Naval Career
Ushakov was born in 1745 in the village of Burnakovo, in the Moscow Governorate, to a family of minor nobility; his father had served as a sergeant of the Preobrazhensky Regiment of the imperial guard. He entered the Imperial Russian Navy in 1761, served in the Baltic Fleet, and afterward transferred to the Don and Azov flotilla.
In the Russo-Turkish War of 1787-1792 he won a succession of victories over the Ottoman fleet, at Fidonisi in 1788 and at the Kerch Strait, Tendra, and Cape Kaliakra in 1790 and 1791. Promoted to full admiral in 1798, he commanded a combined Russian-Ottoman squadron in the Mediterranean during the war against France, taking the Ionian Islands, besieging and capturing Corfu, and blockading French positions in Italy.

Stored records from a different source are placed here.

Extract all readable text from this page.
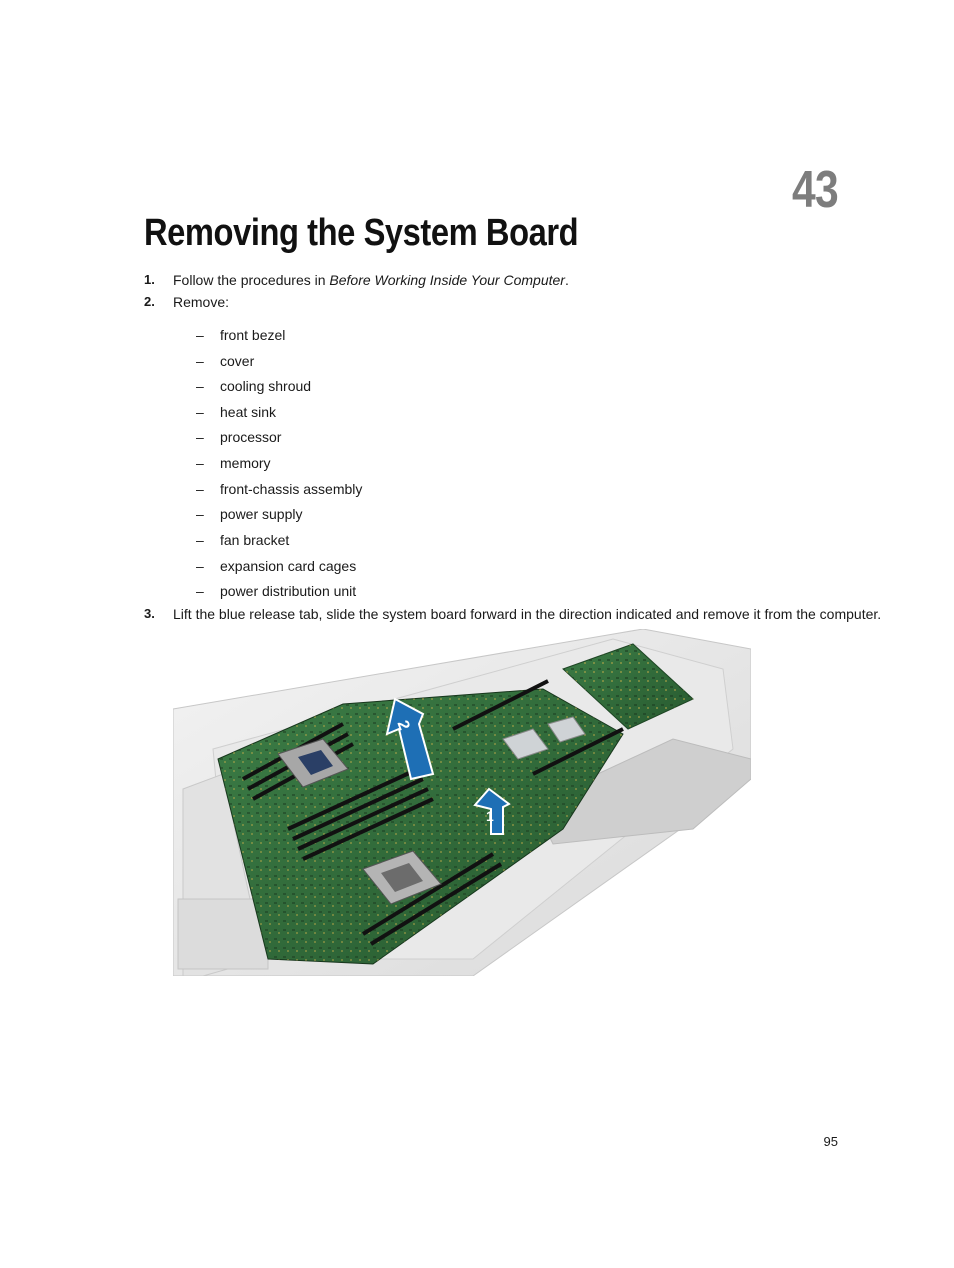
43
Removing the System Board
1. Follow the procedures in Before Working Inside Your Computer.
2. Remove:
– front bezel
– cover
– cooling shroud
– heat sink
– processor
– memory
– front-chassis assembly
– power supply
– fan bracket
– expansion card cages
– power distribution unit
3. Lift the blue release tab, slide the system board forward in the direction indicated and remove it from the computer.
2
1
95
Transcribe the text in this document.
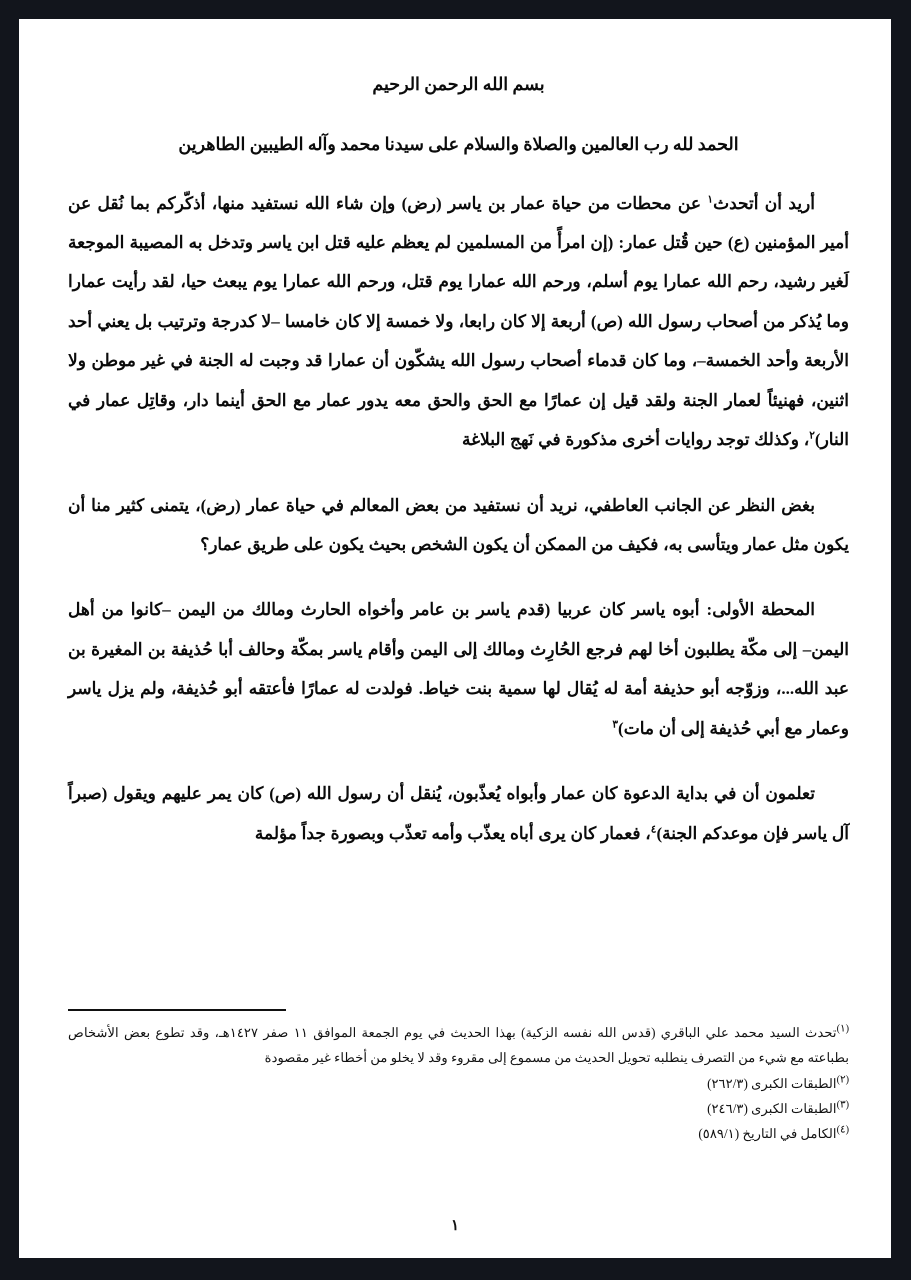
بسم الله الرحمن الرحيم

الحمد لله رب العالمين والصلاة والسلام على سيدنا محمد وآله الطيبين الطاهرين

أريد أن أتحدث$^١$ عن محطات من حياة عمار بن ياسر (رض) وإن شاء الله نستفيد منها، أذكّركم بما نُقل عن أمير المؤمنين (ع) حين قُتل عمار: (إن امرأً من المسلمين لم يعظم عليه قتل ابن ياسر وتدخل به المصيبة الموجعة لَغير رشيد، رحم الله عمارا يوم أسلم، ورحم الله عمارا يوم قتل، ورحم الله عمارا يوم يبعث حيا، لقد رأيت عمارا وما يُذكر من أصحاب رسول الله (ص) أربعة إلا كان رابعا، ولا خمسة إلا كان خامسا –لا كدرجة وترتيب بل يعني أحد الأربعة وأحد الخمسة–، وما كان قدماء أصحاب رسول الله يشكّون أن عمارا قد وجبت له الجنة في غير موطن ولا اثنين، فهنيئاً لعمار الجنة ولقد قيل إن عمارًا مع الحق والحق معه يدور عمار مع الحق أينما دار، وقاتِل عمار في النار)$^٢$، وكذلك توجد روايات أخرى مذكورة في نَهج البلاغة

بغض النظر عن الجانب العاطفي، نريد أن نستفيد من بعض المعالم في حياة عمار (رض)، يتمنى كثير منا أن يكون مثل عمار ويتأسى به، فكيف من الممكن أن يكون الشخص بحيث يكون على طريق عمار؟

المحطة الأولى: أبوه ياسر كان عربيا (قدم ياسر بن عامر وأخواه الحارث ومالك من اليمن –كانوا من أهل اليمن– إلى مكّة يطلبون أخا لهم فرجع الحُارِث ومالك إلى اليمن وأقام ياسر بمكّة وحالف أبا حُذيفة بن المغيرة بن عبد الله...، وزوّجه أبو حذيفة أمة له يُقال لها سمية بنت خياط. فولدت له عمارًا فأعتقه أبو حُذيفة، ولم يزل ياسر وعمار مع أبي حُذيفة إلى أن مات)$^٣$

تعلمون أن في بداية الدعوة كان عمار وأبواه يُعذّبون، يُنقل أن رسول الله (ص) كان يمر عليهم ويقول (صبراً آل ياسر فإن موعدكم الجنة)$^٤$، فعمار كان يرى أباه يعذّب وأمه تعذّب وبصورة جداً مؤلمة

$^{(١)}$تحدث السيد محمد علي الباقري (قدس الله نفسه الزكية) بهذا الحديث في يوم الجمعة الموافق ١١ صفر ١٤٢٧هـ، وقد تطوع بعض الأشخاص بطباعته مع شيء من التصرف ينطلبه تحويل الحديث من مسموع إلى مقروء وقد لا يخلو من أخطاء غير مقصودة

$^{(٢)}$الطبقات الكبرى (٢٦٢/٣)

$^{(٣)}$الطبقات الكبرى (٢٤٦/٣)

$^{(٤)}$الكامل في التاريخ (٥٨٩/١)

١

The tradition holds that in the course of forty-three naval engagements under his command he lost neither a battle nor a ship. He was noted for tactics of close engagement, concentration against enemy flagships, and the keeping of a reserve.
Piety and Later Life
Ushakov was remembered for his Christian piety in the midst of his naval service; while in the Mediterranean he visited Corfu to venerate the relics of Saint Spyridon and supported the Orthodox Christians there. Recalled to Russia in 1800, he resigned from service in 1807. He declined a militia command in 1812 but donated his savings to the war effort.

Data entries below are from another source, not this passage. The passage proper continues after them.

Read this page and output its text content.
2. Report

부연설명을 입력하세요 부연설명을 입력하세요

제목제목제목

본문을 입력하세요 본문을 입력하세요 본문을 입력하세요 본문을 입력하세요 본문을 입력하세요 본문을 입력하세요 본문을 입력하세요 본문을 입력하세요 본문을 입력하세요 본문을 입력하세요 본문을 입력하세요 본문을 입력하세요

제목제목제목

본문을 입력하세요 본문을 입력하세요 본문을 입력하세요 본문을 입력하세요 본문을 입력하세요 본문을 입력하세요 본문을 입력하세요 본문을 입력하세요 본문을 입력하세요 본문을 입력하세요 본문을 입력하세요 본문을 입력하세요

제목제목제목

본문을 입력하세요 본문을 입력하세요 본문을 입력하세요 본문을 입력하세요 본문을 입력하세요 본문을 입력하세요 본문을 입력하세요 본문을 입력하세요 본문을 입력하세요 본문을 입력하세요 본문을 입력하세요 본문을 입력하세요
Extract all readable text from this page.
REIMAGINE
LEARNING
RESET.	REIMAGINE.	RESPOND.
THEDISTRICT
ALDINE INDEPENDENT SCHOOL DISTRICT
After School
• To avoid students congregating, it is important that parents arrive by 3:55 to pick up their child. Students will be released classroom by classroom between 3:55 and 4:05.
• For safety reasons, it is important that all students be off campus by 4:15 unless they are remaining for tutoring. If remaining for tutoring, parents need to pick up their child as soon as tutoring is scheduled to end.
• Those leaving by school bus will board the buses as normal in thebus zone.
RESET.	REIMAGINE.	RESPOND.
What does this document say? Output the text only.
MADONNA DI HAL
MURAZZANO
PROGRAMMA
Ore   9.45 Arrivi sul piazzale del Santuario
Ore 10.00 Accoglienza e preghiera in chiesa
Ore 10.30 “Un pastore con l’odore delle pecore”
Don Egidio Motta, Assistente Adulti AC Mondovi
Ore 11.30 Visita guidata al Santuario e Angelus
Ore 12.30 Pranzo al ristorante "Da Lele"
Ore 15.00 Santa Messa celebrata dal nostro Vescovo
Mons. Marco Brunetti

He settled near the Sanaksar Monastery in Mordovia, attending its services on Sundays and feast days and, during Lent, remaining in the monastery to fast with the monks. Beyond his gifts to the monastery, he frequently gave alms to the poor and needy. He died in 1817 at the age of seventy-two and was buried at the Sanaksar Monastery beside the church.
Glorification
After the Sanaksar Monastery was returned to the Russian Orthodox Church, his grave was rediscovered in 1994. He was glorified as a saint by the Russian Orthodox Church in the early twenty-first century, his local glorification in 2001 being followed by wider recognition in 2004, and he was named a patron of the Russian Navy. A reliquary fashioned in the shape of a ship was made to enshrine his relics.
He is to be distinguished from his relative Saint Theodore of Sanaksar (1719-1791), a monastic saint of the same family.